Diante de um debate recente sobre a recuperação de centros históricos de diversas cidades em todo o mundo, a prefeitura de Aracaju vislumbrou a possibilidade de impulsionar um dos objetivos do planejamento estratégico 2017-2024: a revitalização do centro de Aracaju. Há pelo menos seis anos trabalhando em estudos internos e pesquisas intersetoriais para obter diagnósticos preliminares sobre a região, a gestão municipal chegou a um novo momento deste projeto, com a realização do seminário de co-criação para o centro histórico de Aracaju, evento que estabeleceu a convergência de ideias e a troca de experiências sobre diversos casos de sucesso no brasil e outros países. O encontro contou com a presença de consultores do banco interamericano de desenvolvimento (BID), que já financiou outras obras na capital, a exemplo da reforma do parque da sementeira e da construção da avenida perimetral oeste, e resultou no apontamento de possíveis caminhos para a reestruturação da área central da capital sergipana. Nesta entrevista para o Jornal da Cidade, o presidente da Emurb, Sérgio Ferrari, dá mais detalhes sobre a iniciativa que mira um futuro financiamento para o projeto. Confira:

JORNAL DA CIDADE - Qual foi o norte que guiou o seminário que discutiu a revitalização do Centro? A gestão municipal elaborou um diagnóstico para embasar as discussões?

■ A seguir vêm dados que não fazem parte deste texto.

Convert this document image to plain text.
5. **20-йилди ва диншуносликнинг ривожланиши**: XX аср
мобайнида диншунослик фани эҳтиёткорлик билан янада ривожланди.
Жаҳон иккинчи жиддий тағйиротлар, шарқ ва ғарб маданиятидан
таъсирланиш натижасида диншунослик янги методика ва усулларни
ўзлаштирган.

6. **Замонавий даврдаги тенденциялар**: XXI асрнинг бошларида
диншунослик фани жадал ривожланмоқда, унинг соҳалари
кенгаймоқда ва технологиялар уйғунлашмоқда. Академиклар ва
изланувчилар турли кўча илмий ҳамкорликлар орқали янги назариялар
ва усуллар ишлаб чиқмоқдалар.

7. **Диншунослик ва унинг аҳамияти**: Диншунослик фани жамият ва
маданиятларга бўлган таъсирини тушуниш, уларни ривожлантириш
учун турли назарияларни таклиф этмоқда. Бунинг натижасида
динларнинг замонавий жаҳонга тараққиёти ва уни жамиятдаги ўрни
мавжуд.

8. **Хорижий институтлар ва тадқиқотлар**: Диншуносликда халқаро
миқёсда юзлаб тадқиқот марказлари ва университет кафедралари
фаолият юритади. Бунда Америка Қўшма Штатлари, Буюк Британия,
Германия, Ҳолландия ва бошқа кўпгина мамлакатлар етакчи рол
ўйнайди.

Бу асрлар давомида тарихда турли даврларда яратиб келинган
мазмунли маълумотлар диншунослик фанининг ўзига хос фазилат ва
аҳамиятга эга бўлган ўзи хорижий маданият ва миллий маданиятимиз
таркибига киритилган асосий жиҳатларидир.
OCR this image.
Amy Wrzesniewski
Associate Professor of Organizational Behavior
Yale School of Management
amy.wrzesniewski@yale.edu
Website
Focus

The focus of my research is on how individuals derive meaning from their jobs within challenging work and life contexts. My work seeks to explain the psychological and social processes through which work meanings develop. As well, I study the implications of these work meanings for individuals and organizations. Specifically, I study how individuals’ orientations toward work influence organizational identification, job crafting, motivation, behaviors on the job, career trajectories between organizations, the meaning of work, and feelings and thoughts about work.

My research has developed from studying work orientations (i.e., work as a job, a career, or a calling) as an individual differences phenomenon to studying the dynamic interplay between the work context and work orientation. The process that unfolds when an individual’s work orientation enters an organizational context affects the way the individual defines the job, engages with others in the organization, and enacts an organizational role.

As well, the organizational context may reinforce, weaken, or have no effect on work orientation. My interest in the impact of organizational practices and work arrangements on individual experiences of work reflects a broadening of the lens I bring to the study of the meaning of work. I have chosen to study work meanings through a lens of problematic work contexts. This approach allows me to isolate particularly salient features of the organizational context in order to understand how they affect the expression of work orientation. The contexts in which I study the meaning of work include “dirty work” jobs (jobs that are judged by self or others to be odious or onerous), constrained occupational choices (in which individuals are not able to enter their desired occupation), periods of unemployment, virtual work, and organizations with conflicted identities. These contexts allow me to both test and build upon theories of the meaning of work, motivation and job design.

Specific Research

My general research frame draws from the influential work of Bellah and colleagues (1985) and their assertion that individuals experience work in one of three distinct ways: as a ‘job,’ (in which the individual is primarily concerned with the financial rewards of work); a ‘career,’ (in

SÉRGIO FERRARI – Desde a concepção do Planejamento Estratégico sempre esteve presente a pauta da revitalização do Centro. Inicialmente, era um processo subordinado à Secretaria Municipal do Planejamento, Orçamento e Gestão (Seplog). Em meados de 2020, esse processo passou para a Emurb. Formamos uma equipe para discutir internamente e uma comissão, coordenada pela arquiteta Lucy Lobão, procurou todas as secretarias do município, sem exceção, com os seguintes questionamentos: ‘Qual o problema do Centro? ’ ‘Quais as principais deficiências desse local? ’ Conversamos com as outras pastas e chegamos a um primeiro diagnóstico. Depois, foi organizada uma série de visitas ao Centro por arquitetos da Prefeitura para ver esses problemas in loco. Ao final, foram feitas sugestões para buscar soluções. Foi produzido um relatório desse diagnóstico e apresentado ao prefeito. À época, um financiamento ainda não era uma possibilidade, mas já havia uma primeira avaliação. Demos um segundo passo: trazer especialistas no assunto, que pudessem contribuir para a elaboração de uma avaliação mais precisa. Fizemos essa busca até que o Banco Interamericano de Desenvolvimento (BID), ano passado, durante a revisão do projeto executado em Aracaju, sugeriu que consultássemos alguns especialistas deles, já que eles possuem experiência em financiar reconstrução de centros urbanos. Desde fevereiro temos conversado, na maior parte das vezes de forma virtual, até que, em maio, eles trouxeram três especialistas para debater conosco. Apresentamos o nosso trabalho, ouvimos as ideias, fizemos novas visitas ao Centro, e isso gerou o Seminário de Co-Criação para o Centro Histórico de Aracaju.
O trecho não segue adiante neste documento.